A retrospective case report analysis from Pasquier et al., reviewing 183 cases of accidental hypothermia for concordance between traditional Swiss-Staging classification and measured core temperature, demonstrated that no patients in their subgroup analysis with a normal conscious level (defined as ‘HT1’) suffered cardiac arrest [18]. However, given that their primary endpoint was the correspondence between core temperature and Swiss-Stage, no further conclusions regarding the use of conscious level as the predictor were drawn. In addition, Frei et al. undertook a systematic literature review of witnessed cardiac arrest in hypothermia to assess for clinical characteristics and outcomes in this patient group [34]. Crucially, all of the patients who had their GCS recorded (n = 24) who arrested had a GCS < 11—this GCS was referred to as ‘Pre-Cardiac Arrest GCS’ with no further information on timing of this assessment given.

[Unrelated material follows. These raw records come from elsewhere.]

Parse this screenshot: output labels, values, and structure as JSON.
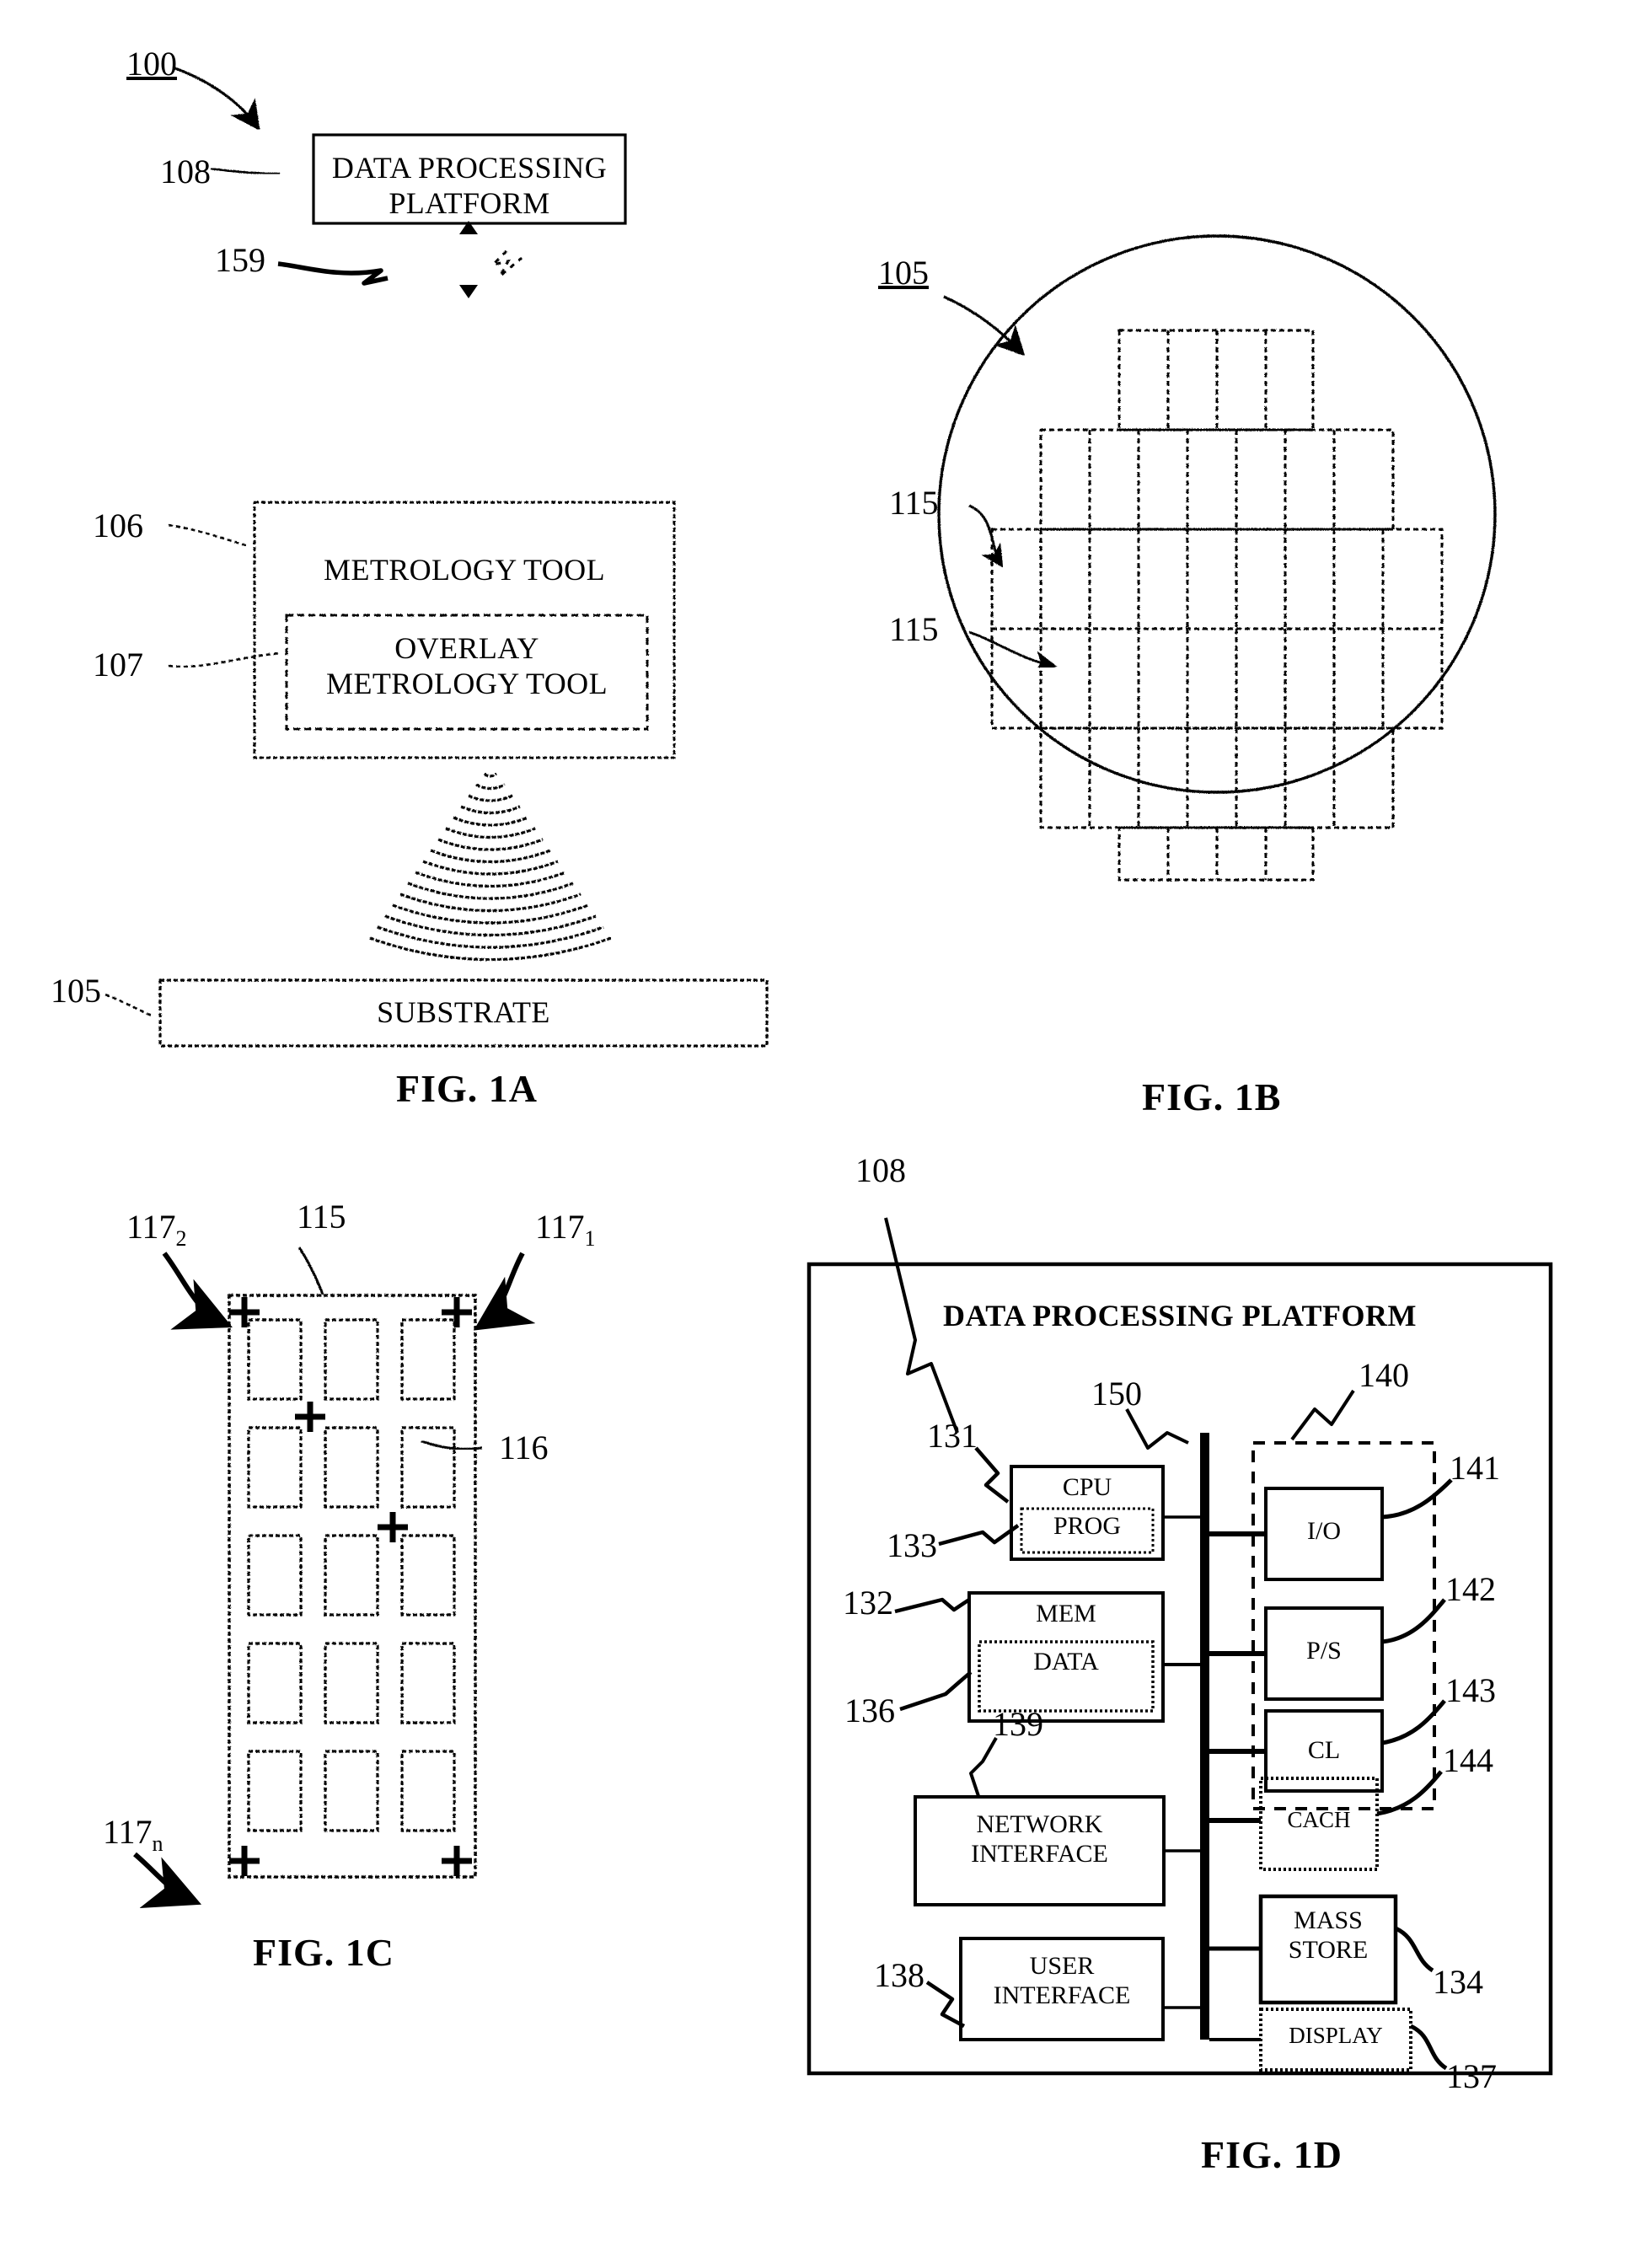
{
  "figure": {
    "sheet_ref": "100",
    "captions": {
      "fig1a": "FIG. 1A",
      "fig1b": "FIG. 1B",
      "fig1c": "FIG. 1C",
      "fig1d": "FIG. 1D"
    }
  },
  "fig1a": {
    "title_ref": "100",
    "blocks": [
      {
        "id": "dpp",
        "label": "DATA PROCESSING\nPLATFORM",
        "ref": "108"
      },
      {
        "id": "met",
        "label": "METROLOGY TOOL",
        "ref": "106"
      },
      {
        "id": "ovl",
        "label": "OVERLAY\nMETROLOGY TOOL",
        "ref": "107"
      },
      {
        "id": "sub",
        "label": "SUBSTRATE",
        "ref": "105"
      }
    ],
    "link_ref": "159",
    "labels": {
      "dpp_line1": "DATA PROCESSING",
      "dpp_line2": "PLATFORM",
      "metrology": "METROLOGY TOOL",
      "overlay_line1": "OVERLAY",
      "overlay_line2": "METROLOGY TOOL",
      "substrate": "SUBSTRATE"
    },
    "refs": {
      "r108": "108",
      "r159": "159",
      "r106": "106",
      "r107": "107",
      "r105": "105"
    }
  },
  "fig1b": {
    "wafer_ref": "105",
    "die_ref_upper": "115",
    "die_ref_lower": "115",
    "grid": {
      "rows": 5,
      "cols": 7
    }
  },
  "fig1c": {
    "die_ref": "115",
    "cell_ref": "116",
    "mark_ref_1": "117",
    "mark_sub_1": "1",
    "mark_ref_2": "117",
    "mark_sub_2": "2",
    "mark_ref_n": "117",
    "mark_sub_n": "n",
    "grid": {
      "rows": 5,
      "cols": 3
    }
  },
  "fig1d": {
    "platform_ref": "108",
    "title": "DATA PROCESSING PLATFORM",
    "bus_ref": "150",
    "support_group_ref": "140",
    "blocks": [
      {
        "id": "cpu",
        "label": "CPU",
        "ref": "131"
      },
      {
        "id": "prog",
        "label": "PROG",
        "ref": "133"
      },
      {
        "id": "mem",
        "label": "MEM",
        "ref": "132"
      },
      {
        "id": "data",
        "label": "DATA",
        "ref": "136"
      },
      {
        "id": "netif",
        "label": "NETWORK\nINTERFACE",
        "ref": "139"
      },
      {
        "id": "userif",
        "label": "USER\nINTERFACE",
        "ref": "138"
      },
      {
        "id": "io",
        "label": "I/O",
        "ref": "141"
      },
      {
        "id": "ps",
        "label": "P/S",
        "ref": "142"
      },
      {
        "id": "cl",
        "label": "CL",
        "ref": "143"
      },
      {
        "id": "cach",
        "label": "CACH",
        "ref": "144"
      },
      {
        "id": "mass",
        "label": "MASS\nSTORE",
        "ref": "134"
      },
      {
        "id": "display",
        "label": "DISPLAY",
        "ref": "137"
      }
    ],
    "labels": {
      "cpu": "CPU",
      "prog": "PROG",
      "mem": "MEM",
      "data": "DATA",
      "net_l1": "NETWORK",
      "net_l2": "INTERFACE",
      "user_l1": "USER",
      "user_l2": "INTERFACE",
      "io": "I/O",
      "ps": "P/S",
      "cl": "CL",
      "cach": "CACH",
      "mass_l1": "MASS",
      "mass_l2": "STORE",
      "display": "DISPLAY"
    },
    "refs": {
      "r108": "108",
      "r150": "150",
      "r140": "140",
      "r131": "131",
      "r133": "133",
      "r132": "132",
      "r136": "136",
      "r139": "139",
      "r138": "138",
      "r141": "141",
      "r142": "142",
      "r143": "143",
      "r144": "144",
      "r134": "134",
      "r137": "137"
    }
  },
  "colors": {
    "ink": "#000000",
    "paper": "#ffffff"
  }
}
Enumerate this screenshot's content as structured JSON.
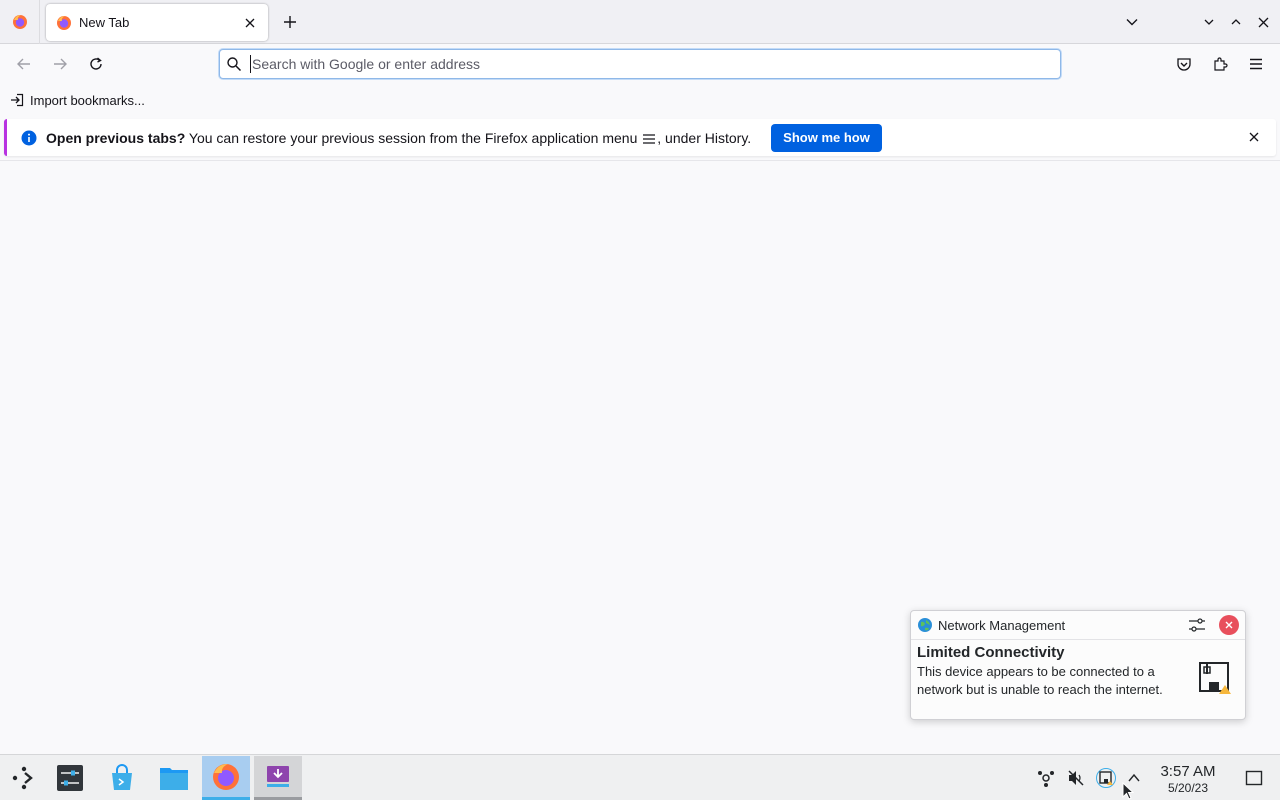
{
  "browser": {
    "tab": {
      "title": "New Tab"
    },
    "urlbar": {
      "placeholder": "Search with Google or enter address"
    },
    "bookmarks": {
      "import_label": "Import bookmarks..."
    },
    "notification": {
      "title": "Open previous tabs?",
      "message_before_icon": " You can restore your previous session from the Firefox application menu ",
      "message_after_icon": ", under History.",
      "button_label": "Show me how"
    }
  },
  "toast": {
    "app_name": "Network Management",
    "title": "Limited Connectivity",
    "body": "This device appears to be connected to a network but is unable to reach the internet."
  },
  "taskbar": {
    "time": "3:57 AM",
    "date": "5/20/23"
  },
  "colors": {
    "accent_blue": "#0061e0",
    "notification_stripe": "#b833e1",
    "taskbar_active": "#3daee9",
    "toast_close": "#e84f5c"
  }
}
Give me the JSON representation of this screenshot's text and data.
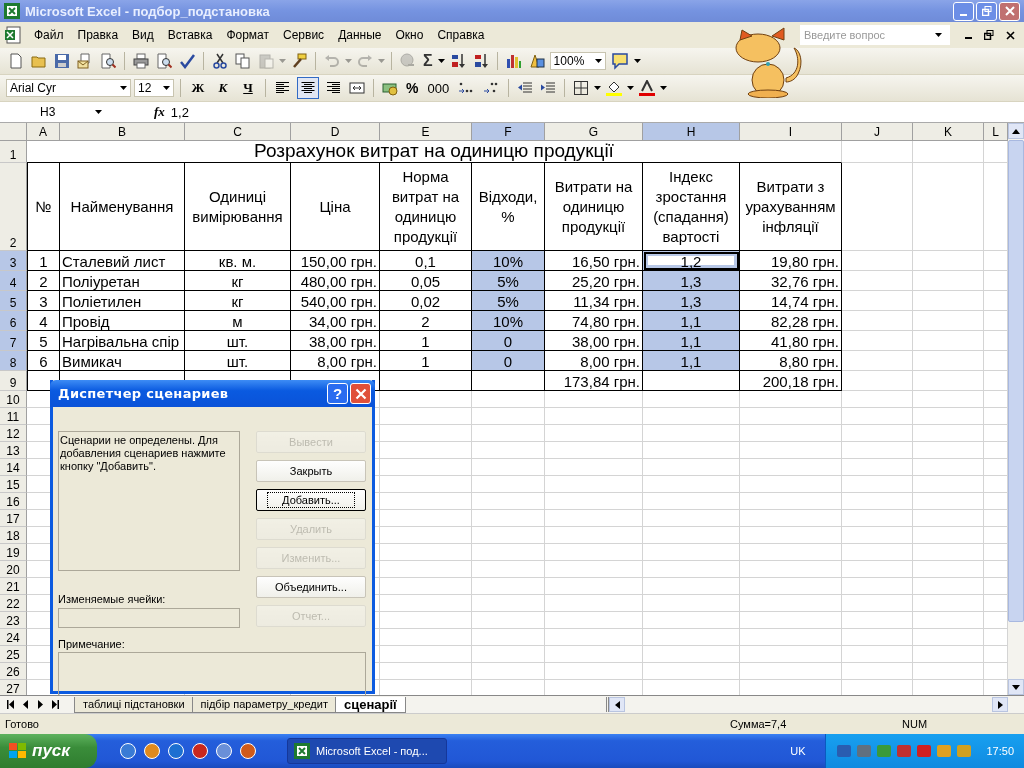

The initial hypotheses of this study are therefore:
1.The risk of cardiac arrest is directly proportional to conscious level. Categorising hypothermia by level of consciousness is more appropriate and clinically repeatable for the management of hypothermic patients than traditional assessment by clinical estimation of core temperature.
2.The following proposed novel clinical stages will more accurately predict the risk of cardiac arrest, making management decisions easier, clearer and safer than previous assessment tools:
3.Cold stressed with no risk of cardiac arrest Patient Alert with normal cognition
4.Hypothermia with low risk of cardiac arrest Patient alert but has signs of altered cognition
5.Hypothermia with significant risk of cardiac arrest Patient has significant reductions in conscious level (V, P, U)
These hypotheses are partially supported by the recent ICAR MedCom ‘Revised Swiss-System’ [33]. This system applies a three point ordinal scale of ‘low’, ‘medium’, and ‘high’ risk of cardiac arrest based on conscious level as the primary element for staging, without attempt to quantify this risk further. The indirect argument presented is based on Pasquier et al’s study which demonstrates that haemodynamic and conscious level parameters correlate with core temperature, the latter showing the highest correlation (Spearman’s rho = 0.78) [35]. It is worth noting that this correlation is not the strongest, with a GCS of 5 being associated with a core temperature between 20 and 31 °C and a GCS as high as 14 being associated with a core temperature from 25 to 34 °C.
Testing the above hypotheses of this study aims to provide direct evidence for conscious level as an independent risk stratification tool in the initial assessment of patients with isolated accidental hypothermia. A retrospective case report analysis was conducted to look for correspondence between conscious level on arrival of medical support and cardiac arrest in the isolated accidental hypothermia patient group.